To do that meant research and care. I had already read the Quran and some collections of Hadith, and revisited them a little to help flush out a few of the supporting characters, but most of my research was on the Arab Spring and on Kafka’s life. In both, I found the driving force of this novel, which is about the fight for autonomy for one’s own authority, the fight against control, whether it be an overbearing patriarch or a suffocating autocracy. 

I have no interest in pushing stereotypes or staking a claim to a single character or even a single narrative somehow representing all of a culture or all of a historical event. I don’t feel that this book does that, though I suppose that is up for readers to decide. I hope they find something redemptive, something informative in reading it, something that makes them feel less alone. 

J.P.: This aspect seems particularly critical since you present Najwa as a nonbeliever, a woman who lives in what appears to be a Middle Eastern city in which a strict religious culture dominates. You write, “She had found little escape in Islam, though she prayed for it as a child, asked God to grant her some measure of belief. Maybe she could have shared that with Father or Fatimah or found some other connection to the world. But she could not fake those feelings. Prayer did little, practice even less.” I understand this may be a parallel to Kafka’s life.

D.S.: Kafka’s relationship to religion is still being debated among scholars, which exemplifies the beauty in the unknown, unexplained, and interpretive in Kafka’s writing. I think there are works that clearly show him dealing with aspects of Judaism, both culturally and religiously. The quote capture something a lot of people feel, including Kafka and myself, and that is the existential abeyance of seeing how people connect to being in the world while you exist outside of it and know you cannot use one of the oldest of tools to be a part of it.  

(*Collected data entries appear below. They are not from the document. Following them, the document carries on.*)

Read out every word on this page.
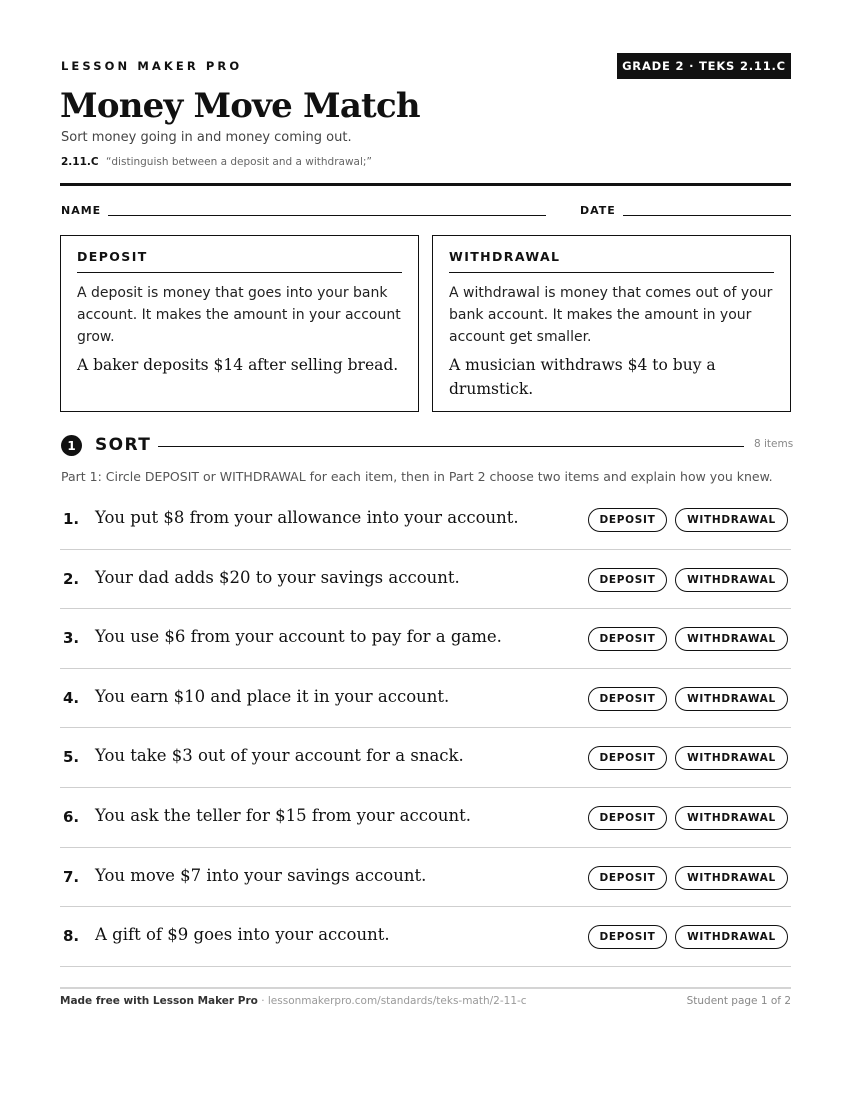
LESSON MAKER PRO	GRADE 2 · TEKS 2.11.C
Money Move Match
Sort money going in and money coming out.
2.11.C “distinguish between a deposit and a withdrawal;”
NAME	DATE
DEPOSIT
A deposit is money that goes into your bank account. It makes the amount in your account grow.
A baker deposits $14 after selling bread.
WITHDRAWAL
A withdrawal is money that comes out of your bank account. It makes the amount in your account get smaller.
A musician withdraws $4 to buy a drumstick.
1	SORT	8 items
Part 1: Circle DEPOSIT or WITHDRAWAL for each item, then in Part 2 choose two items and explain how you knew.
1. You put $8 from your allowance into your account.	DEPOSIT	WITHDRAWAL
2. Your dad adds $20 to your savings account.	DEPOSIT	WITHDRAWAL
3. You use $6 from your account to pay for a game.	DEPOSIT	WITHDRAWAL
4. You earn $10 and place it in your account.	DEPOSIT	WITHDRAWAL
5. You take $3 out of your account for a snack.	DEPOSIT	WITHDRAWAL
6. You ask the teller for $15 from your account.	DEPOSIT	WITHDRAWAL
7. You move $7 into your savings account.	DEPOSIT	WITHDRAWAL
8. A gift of $9 goes into your account.	DEPOSIT	WITHDRAWAL
Made free with Lesson Maker Pro · lessonmakerpro.com/standards/teks-math/2-11-c	Student page 1 of 2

J.P.: Can you discuss some of the other parallels between Najwa’s life and Kafka’s. For example, the publication she writes for is named Kafia! (Enough!). They both write fantastical stories. Toward the end, Najwa succumbs to what appears to be tuberculosis.

D.S.: Both Kafka and Najwa deal with a father who seeks to control their lives. Both feel an inexplicable drive to write fiction. Both are trapped by a sense of guilt. Both seek redemption in a world that seems intent on refusing such redemption or is, at best, indifferent to the possibility. In all of these ways, the character of Najwa mirrors Kafka; or more accurately, she mirrors a great deal of his writing which was so much more than mere biography. 

J.P.: Najwa/Kafka becomes a participant in what appears to be an Arab Spring-type uprising. How does this tie into Kafka’s life, or does it?

D.S.: This, because Najwa the character is based on Kafka and his work, ties to both of their lives, and, I hope, to our own. The uprising is the real-world actualization of self-determination, at least the fight for it. The action we see taken in the world might spur the existential one within, as opposed to the other way around, which is how a lot of us stay trapped in our heads. We think if we can change ourselves than we can put that change into action. Sometimes, we need to act first in order to change ourselves.